Viel gelernt – und zwar nicht nur die Kids
Am Vorabend hatte sich bei der Autofahrt ab Marburg – anders kommt man kaum hin – aber gezeigt, dass ich in Gabriele Clima eine wunderbaren Unterstützung haben würde: Er hatte einige Passagen aus den Büchern herausgesucht, die er gerne bei seinen Lesungen vorstellt, ich fügte noch einige hinzu, die ich für besonders wichtig hielt – und schon war für die drei Tage das Grundkonzept erstellt.
In der Stadtbibliothek ging es los. Begleitet durch Rikarde Riedesel, die die deutschen Passagen las. Und was soll ich sagen? Es klappte prima. Gut, in der ersten Lesung des Tages waren einige der Schülerinnen und Schüler etwas müde, aber es kam bis zum Schluss keine Unruhe auf. Die Jugendlichen waren trotz der Sprachbarriere gefesselt. Ebenso in allen folgenden Lesungen. Also wirklich allen , in Hauptschule, Realschule und Gymnasium. Was bestimmt auch an der empathischen Art des Autors lag.

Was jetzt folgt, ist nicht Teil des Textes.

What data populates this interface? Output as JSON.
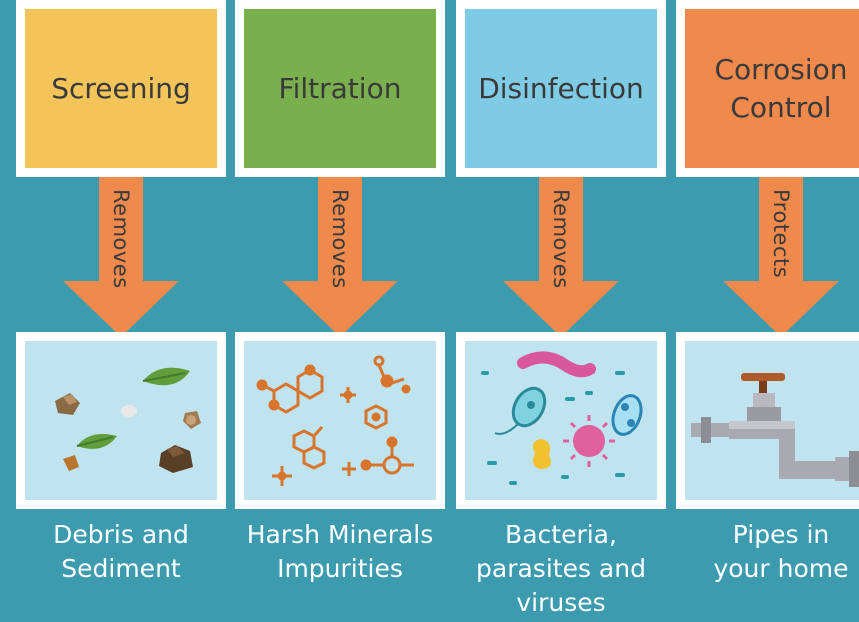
{
  "columns": [
    {
      "step": "Screening",
      "step_color": "#f2c45a",
      "verb": "Removes",
      "result": "Debris and\nSediment",
      "illustration_icon": "debris-sediment-icon"
    },
    {
      "step": "Filtration",
      "step_color": "#79b04d",
      "verb": "Removes",
      "result": "Harsh Minerals\nImpurities",
      "illustration_icon": "molecules-icon"
    },
    {
      "step": "Disinfection",
      "step_color": "#7fcbe5",
      "verb": "Removes",
      "result": "Bacteria,\nparasites and\nviruses",
      "illustration_icon": "microbes-icon"
    },
    {
      "step": "Corrosion\nControl",
      "step_color": "#ef8a4c",
      "verb": "Protects",
      "result": "Pipes in\nyour home",
      "illustration_icon": "faucet-pipe-icon"
    }
  ],
  "colors": {
    "background": "#3d9bb0",
    "arrow": "#ef8a4c",
    "illustration_bg": "#bfe3ef",
    "frame": "#ffffff"
  }
}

Gabriele Clima berichtete viel aus seinem Leben und über seine Motivation, Bücher zu schreiben. Was auch für mich wahnsinnig interessant war, gerade auch als Übersetzerin seiner Bücher. Das Grundthema der beiden Romane ist Wut, da Clima selbst ein wütender, rebellischer Jugendlicher war. Erst Jahre später sollte er erfahren, dass er an ADHS litt und diese Störung ihm das Leben schwer gemacht hat. Gebannt erfuhren die Jugendlichen, dass er selbst nicht gerne gelesen hat, dafür aber schon mit zehn Jahren mit Tagebuch schreiben begonnen und so einen Weg aus der Gewalt gefunden hat.

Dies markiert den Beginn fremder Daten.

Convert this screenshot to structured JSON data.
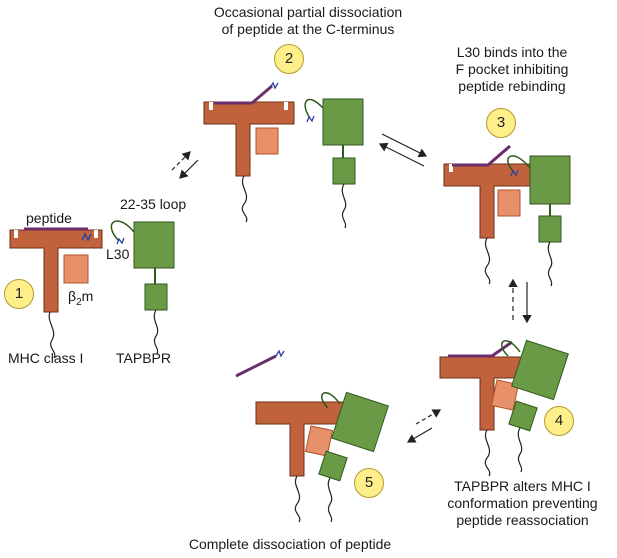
{
  "title_step2": [
    "Occasional partial dissociation",
    "of peptide at the C-terminus"
  ],
  "title_step3": [
    "L30 binds into the",
    "F pocket inhibiting",
    "peptide rebinding"
  ],
  "title_step4": [
    "TAPBPR alters MHC I",
    "conformation preventing",
    "peptide reassociation"
  ],
  "title_step5": "Complete dissociation of peptide",
  "labels": {
    "peptide": "peptide",
    "loop": "22-35 loop",
    "l30": "L30",
    "beta": "β",
    "beta_sub": "2",
    "beta_suffix": "m",
    "mhc": "MHC class I",
    "tapbpr": "TAPBPR"
  },
  "steps": [
    "1",
    "2",
    "3",
    "4",
    "5"
  ],
  "colors": {
    "mhc": "#c0633c",
    "mhc_stroke": "#6e2e14",
    "b2m": "#e8906a",
    "tapbpr": "#6a9a45",
    "tapbpr_stroke": "#2f5a1e",
    "peptide": "#6a2e6a",
    "badge": "#ffef8a"
  }
}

Bei jeder Lesung erkundigte sich Clima bei den Jugendlichen, wie die italienischen Passagen auf sie gewirkt hätten. „Flüssiger“, „schneller“ kam mehrfach als Antwort. Besonders glücklich war ein Junge, ein Rom, als er seine fließenden Italienisch-Kenntnisse mit interessierten Rückfragen unter Beweis stellen konnte. Einen anderen Jungen musste Clima enttäuschen, da er trotz Wohnsitz Mailand keinen Sinn für Fußball und damit auch keine Präferenz für einen Verein hat. Am Ende einer Stunde kam die Rückmeldung „è stato bello“ von zwei Schülerinnen, die dafür extra die KI bemüht hatten, da sie selbst der Sprache nicht mächtig waren.

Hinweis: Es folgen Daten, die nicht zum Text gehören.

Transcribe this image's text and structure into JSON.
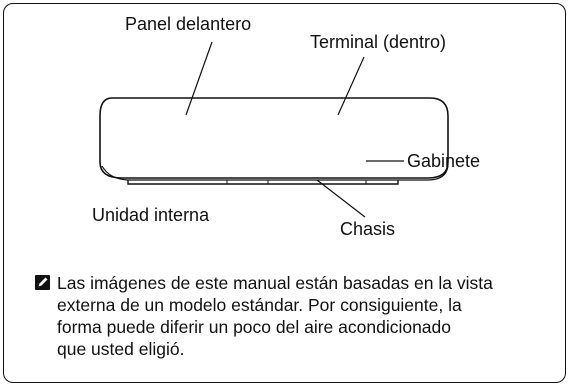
{
  "labels": {
    "front_panel": "Panel delantero",
    "terminal": "Terminal (dentro)",
    "cabinet": "Gabinete",
    "indoor_unit": "Unidad interna",
    "chassis": "Chasis"
  },
  "note": {
    "icon": "check-square-icon",
    "lines": [
      "Las imágenes de este manual están basadas en la vista",
      "externa de un modelo estándar. Por consiguiente, la",
      "forma puede diferir un poco del aire acondicionado",
      "que usted eligió."
    ]
  }
}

Gewalt ist die einfache Lösung für Wut
Für mich war besonders interessant, endlich ein paar Fragen klären zu können, für die während der Übersetzung einfach keine Zeit gewesen war. So stellte ich in jeder Klasse die Frage, was sich die Jugendlichen sich unter „Black boys“ vorstellen. Und wie erwartet kam zunächst die Antwort „Schwarze Menschen“, erst später, als sie etwas nachgedacht hatten, Menschen, die etwas gegen illegale Einwanderer haben. Clima erläuterte, dass für ihn die Farbe Schwarz vor allem auch die Finsternis in jedem von uns verkörpere. Eine Grundeigenschaft des Menschen wie Wut und Angst, die in Hass umzuwandeln einfach ist, aber mit Vernunft – und eben auch Worten – produktiv eingesetzt werden kann. Er meinte, dass er nur dadurch zum Schriftsteller werden konnte, eben weil er all diese Erfahrungen durchgemacht hat.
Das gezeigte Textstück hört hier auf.